Monday, 26 October 2015

Shelby Foote: PBS Civil War Series Made Him a Millionaire

"Interested more in the process of learning than in earning an actual degree, Foote was not a model student.  He often skipped class to explore the library and once he even spent the night among the shelves." (Wikipedia)



Before Ken Burns' civil War series debuted on PBS, Shelby foote was a relative unknown.  However, as soon as the series aired, Foote started selling 1000 copies a week of his massive work The Civil War:  A Narrative.  

Shelby Foote was born in the Mississippi Delta in 1917, the only child of Shelby Dade Foote and Lillian Foote.  Foote claimed that having no siblings had its advantages:  "Getting close to books, and spending time by myself, I was obliged to think about things I would have never thought about if I was romping around with a brother and sister."  (https://en.wikipedia.org/wiki/Shelby_Foote)  Foote lost his father at the age of five, perhaps making him retreat even more into books.

Foote was accepted at the University of North Carolina by the skin of his teeth.  There he was "interested more in the process of learning than in earning an actual degree, Foote was not a model student.  He often skipped class to explore the library and once he even spent the night among the shelves."

After two years, Foote returned to greenville Mississippi where he started writing for The Delta Democratic Times with a side job in construction.  In 1946, he had a piece titled Flood Burial published in the Saturday Evening Post.  He quit his job to write fulltime.  

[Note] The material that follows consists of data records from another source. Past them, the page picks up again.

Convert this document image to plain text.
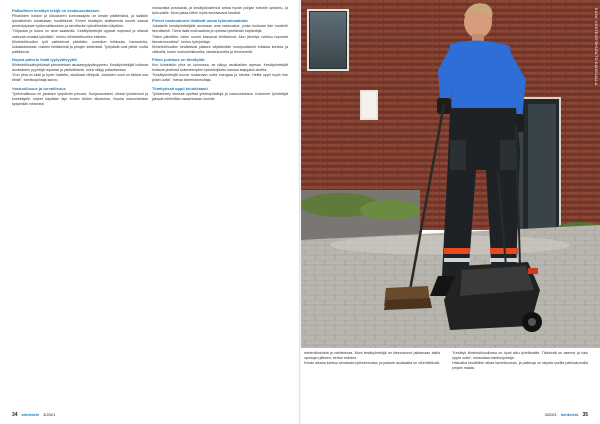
Palkallinen kesätyö tekijä on kesäsuosituksen

Pihatöiden hoidon ja ulkoalueen kunnossapito on kesän päätehtävä, ja kaikkiin työvaiheisiin tutustutaan huolellisesti. Ennen kesätyön aloittamista nuoret saavat perehdytyksen työturvallisuuteen ja tarvittavien työvälineiden käyttöön.

"Ohjausta ja tukea on aina saatavilla. Kesätyöntekijät oppivat nopeasti ja ottavat vastuuta omasta työstään", kertoo kiinteistöhuollon esimies.

Kiinteistöhuollon työt vaihtelevat päivittäin: nurmikon leikkuuta, haravointia, kukkaistutuksia, roskien keräämistä ja pihojen siistimistä. Työpäivät ovat pitkiä, mutta palkitsevia.

Nopea palvelu lisää tyytyväisyyttä

Kiinteistöhuoltoyhtiössä panostetaan asukastyytyväisyyteen. Kesätyöntekijät hoitavat asukkaiden pyyntöjä nopeasti ja ystävällisesti, mikä näkyy palautteessa.

"Kun piha on siisti ja hyvin hoidettu, asukkaat viihtyvät. Jokainen nuori on tärkeä osa tiimiä", toimitusjohtaja sanoo.

Vastuullisuus ja turvallisuus

Työturvallisuus on jokaisen työpäivän perusta. Suojavarusteet, oikeat työasennot ja konekäytön ohjeet käydään läpi ennen töiden alkamista. Nuoria kannustetaan kysymään rohkeasti.

mukavasta porukasta, ja kesätyökokemus antaa hyvän pohjan tuleville opiskelu- ja työvuosille. Moni palaa töihin myös seuraavana kesänä.

Pienet vastuualueet lisäävät omaa työmotivaatiota

Jokaiselle kesätyöntekijälle annetaan oma vastuualue, jonka hoidosta hän huolehtii itsenäisesti. Tämä lisää motivaatiota ja opettaa työelämän käytäntöjä.

"Näen päivittäin, miten nuoret kasvavat tehtäviinsä. Alun jännitys vaihtuu nopeasti itsevarmuudeksi", kertoo työnjohtaja.

Kiinteistöhuollon kesätöissä pääsee käyttämään monipuolisesti erilaisia koneita ja välineitä, kuten ruohonleikkureita, lakaisukoneita ja trimmereitä.

Pihan puhtaus on tiimityötä

Kun kiinteistön piha on kunnossa, se näkyy asukkaiden arjessa. Kesätyöntekijät hoitavat yhdessä kokeneempien työntekijöiden kanssa laajojakin alueita.

"Kesätyöntekijät tuovat mukanaan uutta energiaa ja ideoita. Heiltä oppii myös itse jotain uutta", toteaa kiinteistönhoitaja.

Tiimityössä oppii tehokkaasti

Työskentely tiimissä opettaa yhteistyötaitoja ja vastuunkantoa. Kokeneet työntekijät jakavat mielellään osaamistaan nuorille.

34 kiinteistö 3/2021
KUVA: KIINTEISTÖHUOLTO KAIKKIALLA

mielenkiintoista ja vaihtelevaa. Moni kesätyöntekijä on kiinnostunut jatkamaan alalla opintojen jälkeen, kertoo esimies.

Kesän aikana karttuu arvokasta työkokemusta, ja palaute asukkailta on ollut kiittävää.

"Kesätyö kiinteistöhuollossa on hyvä alku työelämälle. Tärkeintä on asenne ja halu oppia uutta", muistuttaa toimitusjohtaja.

Hakuaika kesätöihin alkaa tammikuussa, ja paikkoja on tarjolla useilla paikkakunnilla ympäri maata.

3/2021 kiinteistö 35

Foote's first nove, Tournament, was published in 1949.  He said he was heavily influenced by his literary hero, William Faulkner.  By the mid-1950's, he started working on a massive volume called The Civil War:  A Narrative with grant money from the Guggenheim Fellowships and Ford Foundation.  Volume 1, Fort Sumter to Perryville, was first published in 1958.  Volume 2, Fredericksburg to Meridian, debuted in 1963.  Volume 3, Red River to Appomattox, first appeared in print in 1974.  Foote always maintained that President Abraham Lincoln and Confederate General Forrest, were the "two authentic geniuses of the war," a conflict that his great-grandfather participated in.  

In the late 1980's, Ken Burns came calling.  He did several interviews with the author.  When Burns' Civil War series debuted in September of 1990, "Foote's drawl, erudition and quirk of speaking as if the war were still going on  made him a favorite".  In one week at the end of September, Foote's The Civil War:  A Narrative sold 1000 copies a day.  Foote told Burns:  "Ken, you've made me a millionaire."

Foote passed away in 2005 and is buried next to the family plot of General Forrest.